The member libraries created the repository because they have content than needed to be shared. They started with the physical collections, and broke up the work of scanning among the holding libraries, attempting to eliminate duplications. Even so, they had some duplication, so they run de-duplication algorithms that check the citations. The Internet Archive is actually responsible for doing the scanning, once the library has determined if the quality of the original document is appropriate.

The low-cost model they are using does not produce preservation-level scans; they’re focusing on access. The user interface for a digital collection can be more difficult to browse than the physical collection, so libraries have to do more and different kinds of training and support.
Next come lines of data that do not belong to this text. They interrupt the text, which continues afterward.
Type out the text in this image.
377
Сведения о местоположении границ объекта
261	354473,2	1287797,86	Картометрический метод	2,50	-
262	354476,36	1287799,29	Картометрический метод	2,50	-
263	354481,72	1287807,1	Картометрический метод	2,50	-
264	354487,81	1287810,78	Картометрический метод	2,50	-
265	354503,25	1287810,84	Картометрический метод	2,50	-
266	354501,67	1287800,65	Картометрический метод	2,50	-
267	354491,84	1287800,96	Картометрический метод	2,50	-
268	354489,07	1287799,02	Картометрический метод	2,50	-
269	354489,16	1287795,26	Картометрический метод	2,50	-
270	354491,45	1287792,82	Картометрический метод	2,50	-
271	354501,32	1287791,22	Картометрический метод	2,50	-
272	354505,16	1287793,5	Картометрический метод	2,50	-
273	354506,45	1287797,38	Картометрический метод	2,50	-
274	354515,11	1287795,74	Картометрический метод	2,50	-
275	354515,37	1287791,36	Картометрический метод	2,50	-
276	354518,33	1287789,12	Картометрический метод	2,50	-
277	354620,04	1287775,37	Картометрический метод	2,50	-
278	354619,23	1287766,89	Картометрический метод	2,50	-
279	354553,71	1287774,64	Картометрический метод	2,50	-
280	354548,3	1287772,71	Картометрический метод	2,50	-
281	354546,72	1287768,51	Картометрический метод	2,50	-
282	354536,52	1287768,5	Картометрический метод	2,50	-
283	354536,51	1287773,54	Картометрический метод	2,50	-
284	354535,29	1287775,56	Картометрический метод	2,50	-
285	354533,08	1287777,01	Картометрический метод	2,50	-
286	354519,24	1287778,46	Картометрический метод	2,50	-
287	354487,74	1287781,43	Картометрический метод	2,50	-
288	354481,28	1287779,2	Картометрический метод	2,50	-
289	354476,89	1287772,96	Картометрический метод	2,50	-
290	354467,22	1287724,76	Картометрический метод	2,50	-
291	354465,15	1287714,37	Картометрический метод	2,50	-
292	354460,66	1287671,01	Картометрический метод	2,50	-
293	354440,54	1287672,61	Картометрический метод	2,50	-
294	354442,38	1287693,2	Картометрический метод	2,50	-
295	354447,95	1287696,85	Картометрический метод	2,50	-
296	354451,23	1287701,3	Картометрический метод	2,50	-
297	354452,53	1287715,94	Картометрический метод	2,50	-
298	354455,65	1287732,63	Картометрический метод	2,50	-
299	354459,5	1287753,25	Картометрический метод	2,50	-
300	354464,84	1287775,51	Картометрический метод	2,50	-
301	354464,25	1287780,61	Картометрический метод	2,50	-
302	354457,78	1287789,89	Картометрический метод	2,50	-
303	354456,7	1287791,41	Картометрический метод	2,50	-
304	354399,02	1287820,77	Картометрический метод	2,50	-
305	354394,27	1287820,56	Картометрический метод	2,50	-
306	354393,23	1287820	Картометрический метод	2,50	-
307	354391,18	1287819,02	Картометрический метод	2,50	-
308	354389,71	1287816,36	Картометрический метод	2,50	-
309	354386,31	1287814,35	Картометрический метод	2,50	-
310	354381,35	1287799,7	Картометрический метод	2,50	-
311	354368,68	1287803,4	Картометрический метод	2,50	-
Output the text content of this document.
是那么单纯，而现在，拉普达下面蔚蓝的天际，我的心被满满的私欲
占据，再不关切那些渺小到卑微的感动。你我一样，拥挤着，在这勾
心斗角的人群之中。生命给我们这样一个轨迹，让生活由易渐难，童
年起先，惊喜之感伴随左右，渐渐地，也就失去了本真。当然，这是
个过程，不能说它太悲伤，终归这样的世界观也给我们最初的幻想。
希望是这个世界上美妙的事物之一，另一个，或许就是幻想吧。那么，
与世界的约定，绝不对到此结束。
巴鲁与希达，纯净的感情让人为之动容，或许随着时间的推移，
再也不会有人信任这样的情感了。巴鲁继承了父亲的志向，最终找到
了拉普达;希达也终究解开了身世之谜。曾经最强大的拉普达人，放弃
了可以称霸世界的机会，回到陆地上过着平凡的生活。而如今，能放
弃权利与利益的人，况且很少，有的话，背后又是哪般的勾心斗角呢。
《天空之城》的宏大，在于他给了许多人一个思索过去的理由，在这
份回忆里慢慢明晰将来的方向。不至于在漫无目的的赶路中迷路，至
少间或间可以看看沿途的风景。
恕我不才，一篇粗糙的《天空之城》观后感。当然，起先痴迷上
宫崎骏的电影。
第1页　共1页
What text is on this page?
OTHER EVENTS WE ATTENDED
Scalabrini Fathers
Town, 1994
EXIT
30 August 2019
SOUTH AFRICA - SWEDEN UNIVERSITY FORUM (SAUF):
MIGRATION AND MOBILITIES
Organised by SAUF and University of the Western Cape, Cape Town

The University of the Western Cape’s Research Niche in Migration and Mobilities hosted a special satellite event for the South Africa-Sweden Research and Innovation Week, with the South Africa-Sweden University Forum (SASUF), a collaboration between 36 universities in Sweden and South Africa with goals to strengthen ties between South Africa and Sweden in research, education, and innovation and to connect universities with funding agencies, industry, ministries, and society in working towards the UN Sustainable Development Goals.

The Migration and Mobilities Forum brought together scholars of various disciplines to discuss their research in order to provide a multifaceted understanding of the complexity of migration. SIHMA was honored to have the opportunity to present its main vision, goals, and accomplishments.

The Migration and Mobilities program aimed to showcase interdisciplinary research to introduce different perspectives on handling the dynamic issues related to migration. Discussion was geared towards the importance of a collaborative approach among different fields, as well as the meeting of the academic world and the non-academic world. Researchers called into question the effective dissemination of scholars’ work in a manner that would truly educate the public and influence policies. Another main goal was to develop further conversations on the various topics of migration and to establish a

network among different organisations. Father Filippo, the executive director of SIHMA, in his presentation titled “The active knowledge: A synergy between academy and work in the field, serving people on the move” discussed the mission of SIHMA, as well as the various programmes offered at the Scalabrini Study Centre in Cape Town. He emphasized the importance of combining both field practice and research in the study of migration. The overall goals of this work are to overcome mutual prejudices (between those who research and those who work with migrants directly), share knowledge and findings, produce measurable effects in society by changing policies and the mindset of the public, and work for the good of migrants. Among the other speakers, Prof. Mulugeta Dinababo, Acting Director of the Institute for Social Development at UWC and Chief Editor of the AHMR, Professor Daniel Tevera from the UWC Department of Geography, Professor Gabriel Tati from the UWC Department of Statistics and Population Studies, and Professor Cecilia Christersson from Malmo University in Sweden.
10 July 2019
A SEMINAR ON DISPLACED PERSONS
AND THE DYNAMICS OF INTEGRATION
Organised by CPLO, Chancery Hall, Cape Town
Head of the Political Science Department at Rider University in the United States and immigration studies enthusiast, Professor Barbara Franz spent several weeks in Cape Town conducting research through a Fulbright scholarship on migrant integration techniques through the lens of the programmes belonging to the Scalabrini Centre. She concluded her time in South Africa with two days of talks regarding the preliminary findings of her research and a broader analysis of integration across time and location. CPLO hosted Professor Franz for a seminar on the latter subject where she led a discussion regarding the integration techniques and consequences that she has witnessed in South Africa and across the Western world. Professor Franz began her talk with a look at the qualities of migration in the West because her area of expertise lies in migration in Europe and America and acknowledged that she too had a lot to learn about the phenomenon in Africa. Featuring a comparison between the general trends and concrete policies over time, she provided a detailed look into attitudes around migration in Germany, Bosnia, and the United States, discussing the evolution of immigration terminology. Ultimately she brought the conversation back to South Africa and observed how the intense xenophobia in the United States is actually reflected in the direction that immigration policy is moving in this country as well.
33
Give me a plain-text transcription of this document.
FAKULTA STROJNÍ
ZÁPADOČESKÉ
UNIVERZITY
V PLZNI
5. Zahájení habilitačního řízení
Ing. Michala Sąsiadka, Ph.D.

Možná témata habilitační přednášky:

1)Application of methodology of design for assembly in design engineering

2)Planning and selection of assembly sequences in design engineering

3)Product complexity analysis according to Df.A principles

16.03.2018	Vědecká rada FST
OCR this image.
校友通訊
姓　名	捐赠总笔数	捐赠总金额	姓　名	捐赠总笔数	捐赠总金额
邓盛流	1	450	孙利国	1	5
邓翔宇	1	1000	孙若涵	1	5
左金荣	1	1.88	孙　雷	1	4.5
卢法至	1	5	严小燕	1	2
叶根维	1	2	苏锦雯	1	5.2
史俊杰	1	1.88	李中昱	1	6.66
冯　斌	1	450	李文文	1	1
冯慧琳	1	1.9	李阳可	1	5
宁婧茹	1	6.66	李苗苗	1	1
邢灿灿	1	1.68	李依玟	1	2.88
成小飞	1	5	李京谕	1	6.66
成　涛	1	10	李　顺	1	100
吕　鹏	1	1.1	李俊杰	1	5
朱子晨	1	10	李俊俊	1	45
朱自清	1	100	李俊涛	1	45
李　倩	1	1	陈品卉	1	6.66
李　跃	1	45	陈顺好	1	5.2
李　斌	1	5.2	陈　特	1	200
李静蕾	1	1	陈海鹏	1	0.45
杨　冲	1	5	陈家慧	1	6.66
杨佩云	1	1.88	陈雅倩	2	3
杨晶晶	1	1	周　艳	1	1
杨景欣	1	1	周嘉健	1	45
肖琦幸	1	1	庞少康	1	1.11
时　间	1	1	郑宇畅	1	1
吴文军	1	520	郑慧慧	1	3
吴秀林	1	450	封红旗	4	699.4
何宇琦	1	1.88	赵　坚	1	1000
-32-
This is great, but it caused more workflow problems than they expected. So, they looked at issue tracking problems. Their development staff already have access to Gemini, so they went with that.

The issues they receive can be assigned types and specific components for each problem. Some types already existed, and they were able to add more. The components were entirely customized. Tasks are tracked from beginning to end, and they can add notes, have multiple user responses, and look back at the history of related issues.

But, they needed a more flexible system that allowed them to drill-down to sub-issues, email v. no email, and a better user interface. There were many other options out there, so they did a needs assessment and an environmental scan. They developed a survey to ask the users (library staff) what they wanted, and hosted demos of options. And, in the end, Gemini was the best system available for what they needed.